Glioblastoma multiforme (GBM) is the most aggressive malignant primary brain tumor in adults with a very poor prognosis. The standard treatment for newly diagnosed glioblastoma is surgical debulking followed by radiotherapy and temozolomide (TMZ) with additional maintenance with TMZ. However, this regimen offers modest benefits with a median survival of less than 15 months, with an inevitable recurrence.

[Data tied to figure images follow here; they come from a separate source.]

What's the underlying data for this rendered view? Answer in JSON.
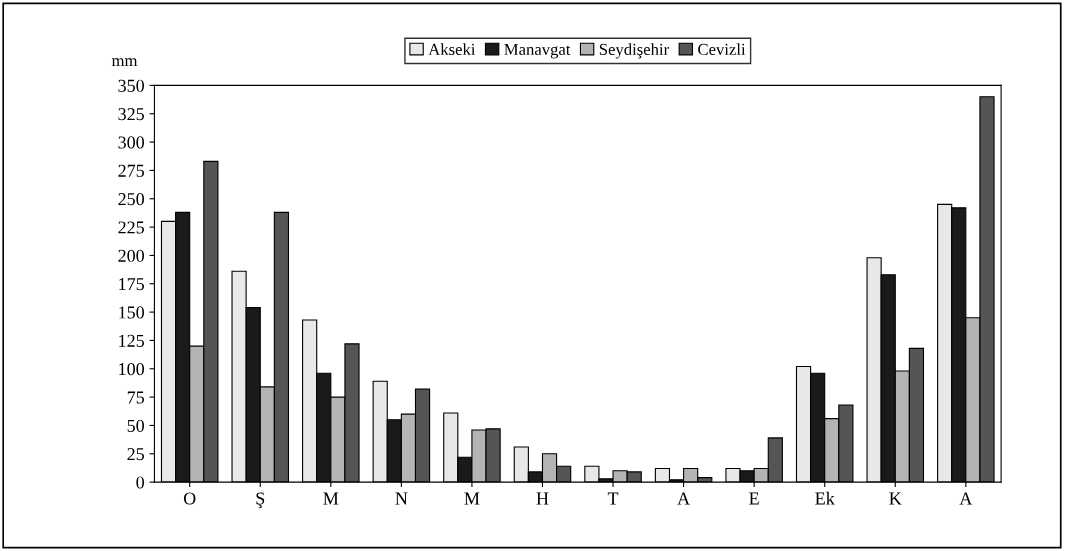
{
  "chart_data": {
    "type": "bar",
    "ylabel": "mm",
    "categories": [
      "O",
      "Ş",
      "M",
      "N",
      "M",
      "H",
      "T",
      "A",
      "E",
      "Ek",
      "K",
      "A"
    ],
    "series": [
      {
        "name": "Akseki",
        "color": "#e8e8e8",
        "values": [
          230,
          186,
          143,
          89,
          61,
          31,
          14,
          12,
          12,
          102,
          198,
          245
        ]
      },
      {
        "name": "Manavgat",
        "color": "#1a1a1a",
        "values": [
          238,
          154,
          96,
          55,
          22,
          9,
          3,
          2,
          10,
          96,
          183,
          242
        ]
      },
      {
        "name": "Seydişehir",
        "color": "#b4b4b4",
        "values": [
          120,
          84,
          75,
          60,
          46,
          25,
          10,
          12,
          12,
          56,
          98,
          145
        ]
      },
      {
        "name": "Cevizli",
        "color": "#555555",
        "values": [
          283,
          238,
          122,
          82,
          47,
          14,
          9,
          4,
          39,
          68,
          118,
          340
        ]
      }
    ],
    "ylim": [
      0,
      350
    ],
    "yticks": [
      0,
      25,
      50,
      75,
      100,
      125,
      150,
      175,
      200,
      225,
      250,
      275,
      300,
      325,
      350
    ],
    "grid": false,
    "legend": "top"
  }
}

GBM is one of the most vascularized tumors; therefore antiangiogenic therapeutic strategies are very appealing. Bevacizumab, a humanized monoclonal antibody against vascular endothelial growth factor A, was the first FDA approved angiogenesis inhibitor, based on impressive response rates in recurrent GBM. Recent trials have shown that the combination of bevacizumab with standard radiotherapy–TMZ for the treatment of newly diagnosed glioblastoma resulted in improved median progressionfree survival, without gain in overall survival. Data regarding quality of life and functional status are conflicting. Not surprisingly, there was an increase in adverse events associated with bevacizumab therapy, namely thrombosis, bleeding and hypertension. Therefore, the efficacy of antiangiogenic therapy in the management of GBM remains unclear. To improve outcomes, it has been made a huge effort to better understand the biology underlying angiogenesis and tumor survival, as well as the mechanisms of antiangiogenic resistance in GBM.